1 Alzo zegt de HEERE: Bewaart het recht, en doet gerechtigheid; want Mijn heil is nabij om te komen, en Mijn gerechtigheid om geopenbaard te worden.
2 Welgelukzalig is de mens, die zulks doet, en des mensen kind, dat daaraan vasthoudt; die den sabbat houdt, zodat gij dien niet ontheiligt, en die zijn hand bewaart van enig kwaad te doen.
3 En de vreemde, die zich tot den HEERE gevoegd heeft, spreke niet, zeggende: De HEERE heeft mij gans en al van Zijn volk gescheiden; en de gesnedene zegge niet: Ziet, ik ben een dorre boom.
4 Want alzo zegt de HEERE van de gesnedenen, die Mijn sabbatten houden, en verkiezen hetgeen, waartoe Ik lust heb, en vasthouden aan Mijn verbond;
5 Ik zal hen ook in Mijn huis en binnen Mijn muren een plaats en een naam geven, beter dan der zonen en dan der dochteren; een eeuwigen naam zal Ik een ieder van hen geven, die niet uitgeroeid zal worden.
6 En de vreemden, die zich tot den HEERE voegen, om Hem te dienen, en om den Naam des HEEREN lief te hebben, om Hem tot knechten te zijn; al wie den sabbat houdt, dat hij dien niet ontheilige, en die aan Mijn verbond vasthouden;
7 Die zal Ik ook brengen tot Mijn heiligen berg, en Ik zal hen verheugen in Mijn bedehuis; hun brandoffers en hun slachtoffers zullen aangenaam wezen op Mijn altaar; want Mijn huis zal een bedehuis genoemd worden voor alle volken.
8 De Heere HEERE, Die de verdrevenen van Israel vergadert, spreekt: Ik zal tot hem nog meer vergaderen, nevens hen, die tot hem vergaderd zijn.

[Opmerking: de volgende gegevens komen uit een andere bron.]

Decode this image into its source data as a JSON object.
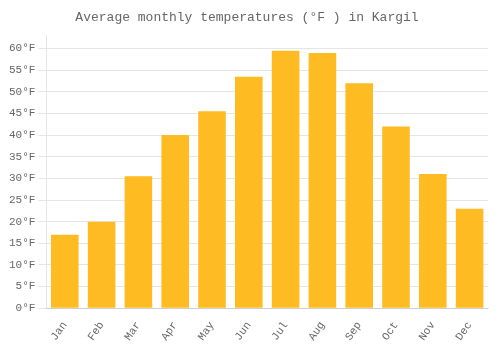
{
  "chart_data": {
    "type": "bar",
    "title": "Average monthly temperatures (°F ) in Kargil",
    "categories": [
      "Jan",
      "Feb",
      "Mar",
      "Apr",
      "May",
      "Jun",
      "Jul",
      "Aug",
      "Sep",
      "Oct",
      "Nov",
      "Dec"
    ],
    "values": [
      17,
      20,
      30.5,
      40,
      45.5,
      53.5,
      59.5,
      59,
      52,
      42,
      31,
      23
    ],
    "color": "#FFBB22",
    "ylim": [
      0,
      63
    ],
    "yticks": [
      {
        "value": 0,
        "label": "0°F"
      },
      {
        "value": 5,
        "label": "5°F"
      },
      {
        "value": 10,
        "label": "10°F"
      },
      {
        "value": 15,
        "label": "15°F"
      },
      {
        "value": 20,
        "label": "20°F"
      },
      {
        "value": 25,
        "label": "25°F"
      },
      {
        "value": 30,
        "label": "30°F"
      },
      {
        "value": 35,
        "label": "35°F"
      },
      {
        "value": 40,
        "label": "40°F"
      },
      {
        "value": 45,
        "label": "45°F"
      },
      {
        "value": 50,
        "label": "50°F"
      },
      {
        "value": 55,
        "label": "55°F"
      },
      {
        "value": 60,
        "label": "60°F"
      }
    ],
    "grid": true
  }
}
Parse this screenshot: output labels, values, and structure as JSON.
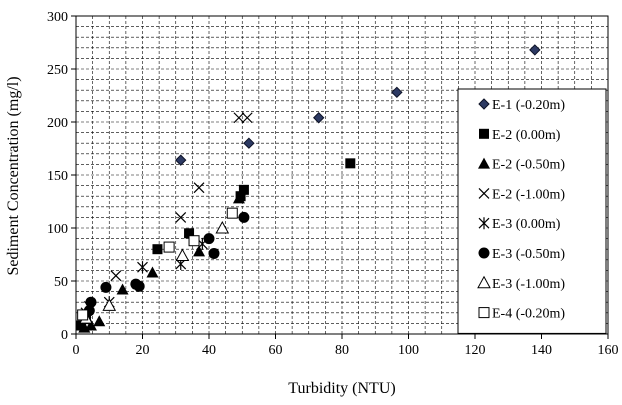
{
  "chart_data": {
    "type": "scatter",
    "title": "",
    "xlabel": "Turbidity (NTU)",
    "ylabel": "Sediment Concentration (mg/l)",
    "xlim": [
      0,
      160
    ],
    "ylim": [
      0,
      300
    ],
    "xticks": [
      0,
      20,
      40,
      60,
      80,
      100,
      120,
      140,
      160
    ],
    "yticks": [
      0,
      50,
      100,
      150,
      200,
      250,
      300
    ],
    "grid": true,
    "legend_position": "right",
    "series": [
      {
        "name": "E-1 (-0.20m)",
        "marker": "diamond-filled",
        "color": "#1f2a44",
        "points": [
          [
            31.5,
            164
          ],
          [
            52,
            180
          ],
          [
            73,
            204
          ],
          [
            96.5,
            228
          ],
          [
            138,
            268
          ]
        ]
      },
      {
        "name": "E-2 (0.00m)",
        "marker": "square-filled",
        "color": "#000000",
        "points": [
          [
            1.5,
            8
          ],
          [
            3,
            14
          ],
          [
            24.5,
            80
          ],
          [
            34,
            95
          ],
          [
            49.5,
            130
          ],
          [
            50.5,
            136
          ],
          [
            82.5,
            161
          ]
        ]
      },
      {
        "name": "E-2 (-0.50m)",
        "marker": "triangle-filled",
        "color": "#000000",
        "points": [
          [
            2.5,
            6
          ],
          [
            4.5,
            8
          ],
          [
            7,
            12
          ],
          [
            14,
            42
          ],
          [
            23,
            58
          ],
          [
            37,
            78
          ],
          [
            49,
            128
          ]
        ]
      },
      {
        "name": "E-2 (-1.00m)",
        "marker": "x",
        "color": "#000000",
        "points": [
          [
            4,
            26
          ],
          [
            12,
            55
          ],
          [
            31.5,
            110
          ],
          [
            37,
            138
          ],
          [
            49,
            204
          ],
          [
            51.5,
            204
          ]
        ]
      },
      {
        "name": "E-3 (0.00m)",
        "marker": "asterisk",
        "color": "#000000",
        "points": [
          [
            3,
            20
          ],
          [
            10,
            30
          ],
          [
            20,
            63
          ],
          [
            31.5,
            66
          ],
          [
            38,
            85
          ]
        ]
      },
      {
        "name": "E-3 (-0.50m)",
        "marker": "circle-filled",
        "color": "#000000",
        "points": [
          [
            4,
            22
          ],
          [
            4.5,
            30
          ],
          [
            9,
            44
          ],
          [
            18,
            47
          ],
          [
            19,
            45
          ],
          [
            40,
            90
          ],
          [
            41.5,
            76
          ],
          [
            50.5,
            110
          ]
        ]
      },
      {
        "name": "E-3 (-1.00m)",
        "marker": "triangle-open",
        "color": "#000000",
        "points": [
          [
            3,
            15
          ],
          [
            10,
            27
          ],
          [
            32,
            74
          ],
          [
            44,
            100
          ]
        ]
      },
      {
        "name": "E-4 (-0.20m)",
        "marker": "square-open",
        "color": "#000000",
        "points": [
          [
            2,
            18
          ],
          [
            28,
            82
          ],
          [
            35.5,
            88
          ],
          [
            47,
            114
          ]
        ]
      }
    ]
  }
}
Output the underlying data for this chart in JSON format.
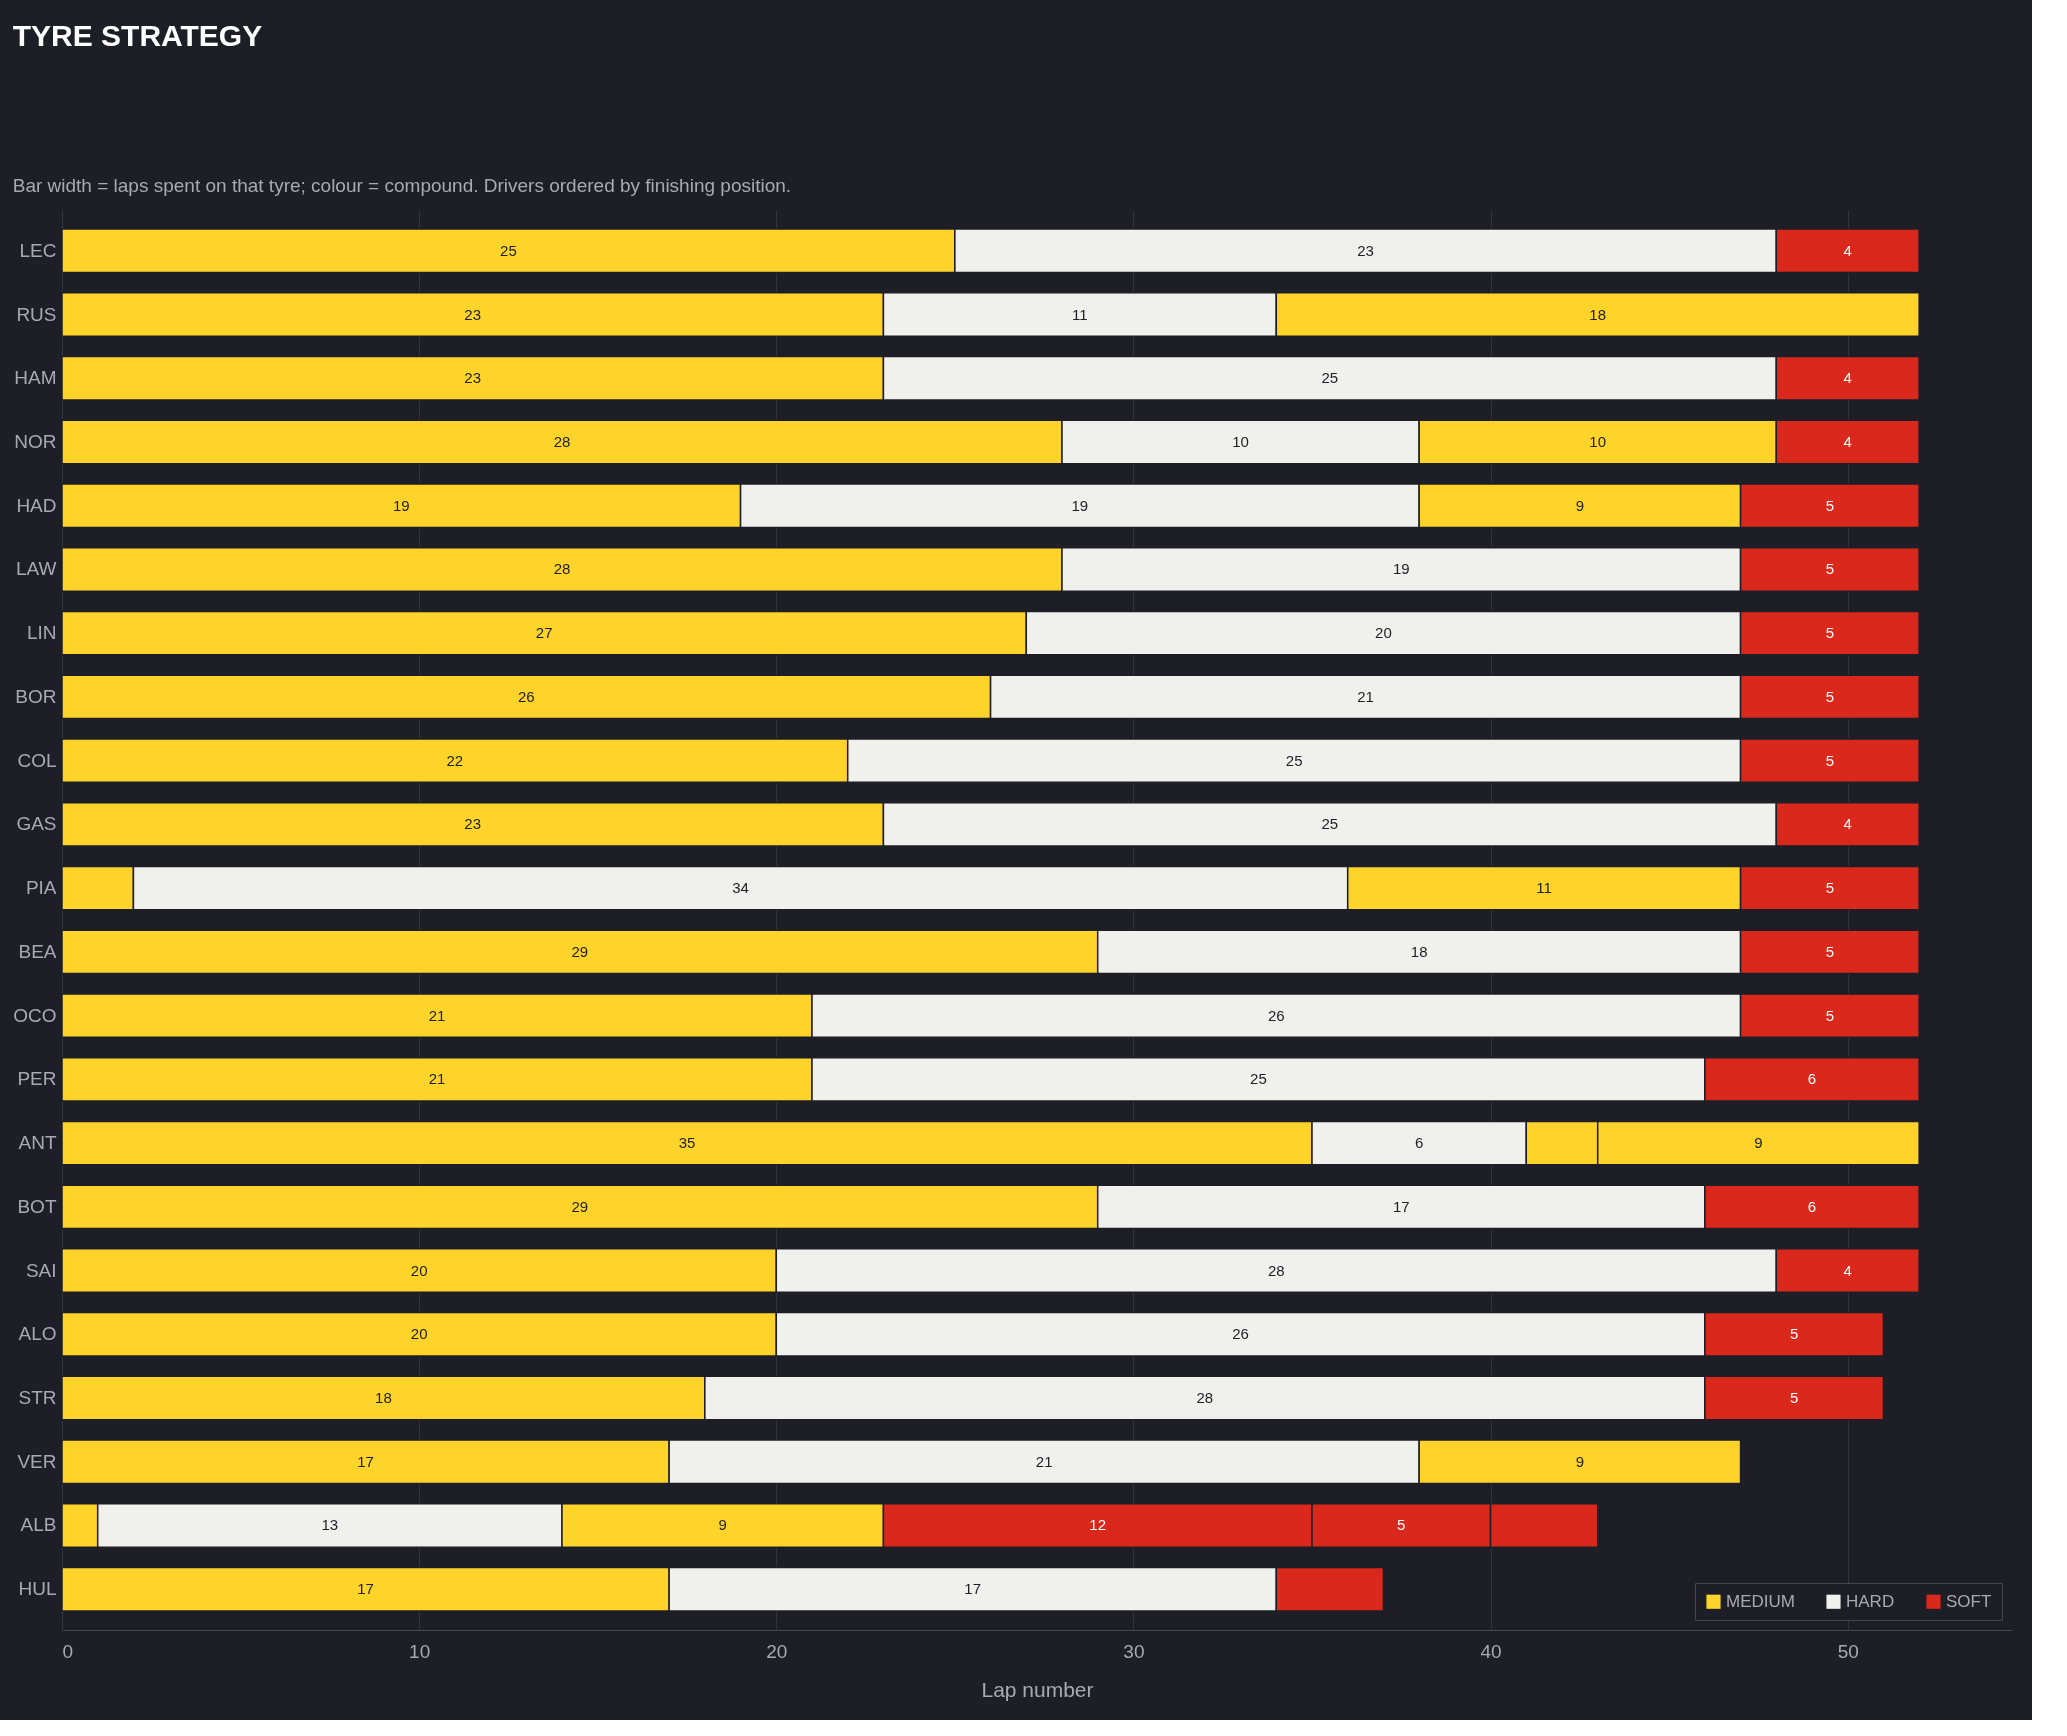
{
  "chart_data": {
    "type": "bar",
    "orientation": "horizontal",
    "stacked": true,
    "title": "TYRE STRATEGY",
    "subtitle": "Bar width = laps spent on that tyre; colour = compound. Drivers ordered by finishing position.",
    "xlabel": "Lap number",
    "categories": [
      "LEC",
      "RUS",
      "HAM",
      "NOR",
      "HAD",
      "LAW",
      "LIN",
      "BOR",
      "COL",
      "GAS",
      "PIA",
      "BEA",
      "OCO",
      "PER",
      "ANT",
      "BOT",
      "SAI",
      "ALO",
      "STR",
      "VER",
      "ALB",
      "HUL"
    ],
    "xlim": [
      0,
      54.6
    ],
    "xticks": [
      0,
      10,
      20,
      30,
      40,
      50
    ],
    "grid": "x",
    "legend": "bottom right",
    "series": [
      {
        "values": [
          25,
          23,
          23,
          28,
          19,
          28,
          27,
          26,
          22,
          23,
          2,
          29,
          21,
          21,
          35,
          29,
          20,
          20,
          18,
          17,
          1,
          17
        ],
        "colors": [
          "#ffd42a",
          "#ffd42a",
          "#ffd42a",
          "#ffd42a",
          "#ffd42a",
          "#ffd42a",
          "#ffd42a",
          "#ffd42a",
          "#ffd42a",
          "#ffd42a",
          "#ffd42a",
          "#ffd42a",
          "#ffd42a",
          "#ffd42a",
          "#ffd42a",
          "#ffd42a",
          "#ffd42a",
          "#ffd42a",
          "#ffd42a",
          "#ffd42a",
          "#ffd42a",
          "#ffd42a"
        ],
        "value_labels": [
          "25",
          "23",
          "23",
          "28",
          "19",
          "28",
          "27",
          "26",
          "22",
          "23",
          null,
          "29",
          "21",
          "21",
          "35",
          "29",
          "20",
          "20",
          "18",
          "17",
          null,
          "17"
        ]
      },
      {
        "values": [
          23,
          11,
          25,
          10,
          19,
          19,
          20,
          21,
          25,
          25,
          34,
          18,
          26,
          25,
          6,
          17,
          28,
          26,
          28,
          21,
          13,
          17
        ],
        "colors": [
          "#f0f0ec",
          "#f0f0ec",
          "#f0f0ec",
          "#f0f0ec",
          "#f0f0ec",
          "#f0f0ec",
          "#f0f0ec",
          "#f0f0ec",
          "#f0f0ec",
          "#f0f0ec",
          "#f0f0ec",
          "#f0f0ec",
          "#f0f0ec",
          "#f0f0ec",
          "#f0f0ec",
          "#f0f0ec",
          "#f0f0ec",
          "#f0f0ec",
          "#f0f0ec",
          "#f0f0ec",
          "#f0f0ec",
          "#f0f0ec"
        ],
        "value_labels": [
          "23",
          "11",
          "25",
          "10",
          "19",
          "19",
          "20",
          "21",
          "25",
          "25",
          "34",
          "18",
          "26",
          "25",
          "6",
          "17",
          "28",
          "26",
          "28",
          "21",
          "13",
          "17"
        ]
      },
      {
        "values": [
          4,
          18,
          4,
          10,
          9,
          5,
          5,
          5,
          5,
          4,
          11,
          5,
          5,
          6,
          2,
          6,
          4,
          5,
          5,
          9,
          9,
          3
        ],
        "colors": [
          "#da291c",
          "#ffd42a",
          "#da291c",
          "#ffd42a",
          "#ffd42a",
          "#da291c",
          "#da291c",
          "#da291c",
          "#da291c",
          "#da291c",
          "#ffd42a",
          "#da291c",
          "#da291c",
          "#da291c",
          "#ffd42a",
          "#da291c",
          "#da291c",
          "#da291c",
          "#da291c",
          "#ffd42a",
          "#ffd42a",
          "#da291c"
        ],
        "value_labels": [
          "4",
          "18",
          "4",
          "10",
          "9",
          "5",
          "5",
          "5",
          "5",
          "4",
          "11",
          "5",
          "5",
          "6",
          null,
          "6",
          "4",
          "5",
          "5",
          "9",
          "9",
          null
        ]
      },
      {
        "values": [
          null,
          null,
          null,
          4,
          5,
          null,
          null,
          null,
          null,
          null,
          5,
          null,
          null,
          null,
          9,
          null,
          null,
          null,
          null,
          null,
          12,
          null
        ],
        "colors": [
          "#da291c",
          "#da291c",
          "#da291c",
          "#da291c",
          "#da291c",
          "#da291c",
          "#da291c",
          "#da291c",
          "#da291c",
          "#da291c",
          "#da291c",
          "#da291c",
          "#da291c",
          "#da291c",
          "#ffd42a",
          "#da291c",
          "#da291c",
          "#da291c",
          "#da291c",
          "#da291c",
          "#da291c",
          "#da291c"
        ],
        "value_labels": [
          null,
          null,
          null,
          "4",
          "5",
          null,
          null,
          null,
          null,
          null,
          "5",
          null,
          null,
          null,
          "9",
          null,
          null,
          null,
          null,
          null,
          "12",
          null
        ]
      },
      {
        "values": [
          null,
          null,
          null,
          null,
          null,
          null,
          null,
          null,
          null,
          null,
          null,
          null,
          null,
          null,
          null,
          null,
          null,
          null,
          null,
          null,
          5,
          null
        ],
        "colors": [
          "#da291c",
          "#da291c",
          "#da291c",
          "#da291c",
          "#da291c",
          "#da291c",
          "#da291c",
          "#da291c",
          "#da291c",
          "#da291c",
          "#da291c",
          "#da291c",
          "#da291c",
          "#da291c",
          "#da291c",
          "#da291c",
          "#da291c",
          "#da291c",
          "#da291c",
          "#da291c",
          "#da291c",
          "#da291c"
        ],
        "value_labels": [
          null,
          null,
          null,
          null,
          null,
          null,
          null,
          null,
          null,
          null,
          null,
          null,
          null,
          null,
          null,
          null,
          null,
          null,
          null,
          null,
          "5",
          null
        ]
      },
      {
        "values": [
          null,
          null,
          null,
          null,
          null,
          null,
          null,
          null,
          null,
          null,
          null,
          null,
          null,
          null,
          null,
          null,
          null,
          null,
          null,
          null,
          3,
          null
        ],
        "colors": [
          "#da291c",
          "#da291c",
          "#da291c",
          "#da291c",
          "#da291c",
          "#da291c",
          "#da291c",
          "#da291c",
          "#da291c",
          "#da291c",
          "#da291c",
          "#da291c",
          "#da291c",
          "#da291c",
          "#da291c",
          "#da291c",
          "#da291c",
          "#da291c",
          "#da291c",
          "#da291c",
          "#da291c",
          "#da291c"
        ],
        "value_labels": [
          null,
          null,
          null,
          null,
          null,
          null,
          null,
          null,
          null,
          null,
          null,
          null,
          null,
          null,
          null,
          null,
          null,
          null,
          null,
          null,
          null,
          null
        ]
      },
      {
        "name": "MEDIUM",
        "color": "#ffd42a",
        "values": [
          null,
          null,
          null,
          null,
          null,
          null,
          null,
          null,
          null,
          null,
          null,
          null,
          null,
          null,
          null,
          null,
          null,
          null,
          null,
          null,
          null,
          null
        ]
      },
      {
        "name": "HARD",
        "color": "#f0f0ec",
        "values": [
          null,
          null,
          null,
          null,
          null,
          null,
          null,
          null,
          null,
          null,
          null,
          null,
          null,
          null,
          null,
          null,
          null,
          null,
          null,
          null,
          null,
          null
        ]
      },
      {
        "name": "SOFT",
        "color": "#da291c",
        "values": [
          null,
          null,
          null,
          null,
          null,
          null,
          null,
          null,
          null,
          null,
          null,
          null,
          null,
          null,
          null,
          null,
          null,
          null,
          null,
          null,
          null,
          null
        ]
      }
    ]
  }
}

9 Al gij gedierten des velds, komt om te eten, ja, al gij gedierten in het woud!
10 Hun wachters zijn allen blind, zij weten niet; zij allen zijn stomme honden, zij kunnen niet bassen; zij zijn slaperig, zij liggen neder, zij hebben het sluimeren lief.
11 En deze honden zijn sterk van begeerte, zij kunnen niet verzadigd worden, ja, het zijn herders, die niet verstaan kunnen; zij allen keren zich naar hun weg, elkeen naar zijn gewin, elk uit zijn einde.
12 Komt herwaarts, zeggen zij: ik zal wijn halen, en wij zullen sterken drank zuipen; en de dag van morgen zal zijn als deze, ja, groter, veel treffelijker.
1 Taip sako Viešpats: "Laikykitės teisingumo ir vykdykite teisybę, nes mano išgelbėjimas arti, mano teisumas tuoj bus apreikštas.
2 Palaimintas žmogus, kuris tai vykdo, ir žmogaus sūnus, kuris to laikosi: saugo sabatą nesuterštą ir savo rankas sulaiko nuo pikto".
3 Svetimtautis, kuris prisiglaudė prie Viešpaties, tenesako: "Viešpats atskyrė mane nuo savo tautos", ir eunuchas tenesako: "Aš kaip padžiūvęs medis".
4 Nes Viešpats taip sako: "Eunuchams, kurie švenčia mano sabatą, pasirenka, kas man patinka, ir laikosi mano sandoros,
5 duosiu savo namuose vietos ir padarysiu jų vardą garsesnį už sūnų bei dukterų; duosiu jiems amžiais nežūstantį vardą.
6 Svetimtaučius, kurie prisijungs prie Viešpaties, Jam tarnaus, Jo vardą mylės, bus Jo tarnai, švęs sabatą ir jo nesuteps bei laikysis mano sandoros,
7 atvesiu į savo šventąjį kalną ir pradžiuginsiu savo maldos namuose; jų aukos ir deginamosios aukos bus mėgiamos ant mano aukuro, nes mano namai bus vadinami maldos namais visoms tautoms".
8 Taip sako Viešpats Dievas, kuris surinko Izraelio išsklaidytuosius: "Prie tų, kurie jau surinkti, Aš surinksiu ir kitus".
9 Visi laukiniai ir miško žvėrys, ateikite ėsti!
10 Jo sargai yra akli, neturi supratimo; jie yra lyg šunys, kurie neloja. Jie mėgsta gulėti, snausti ir sapnuoti.
11 Jie yra godūs šunys, kurie niekada nepasisotina. Jie yra ganytojai, neturintys supratimo. Jie žiūri į savo kelią ir ieško sau naudos.
12 Jie sako: "Ateikite, duosime jums vyno, pasigerkime! Taip darykime šiandien, o rytoj bus dar geriau!"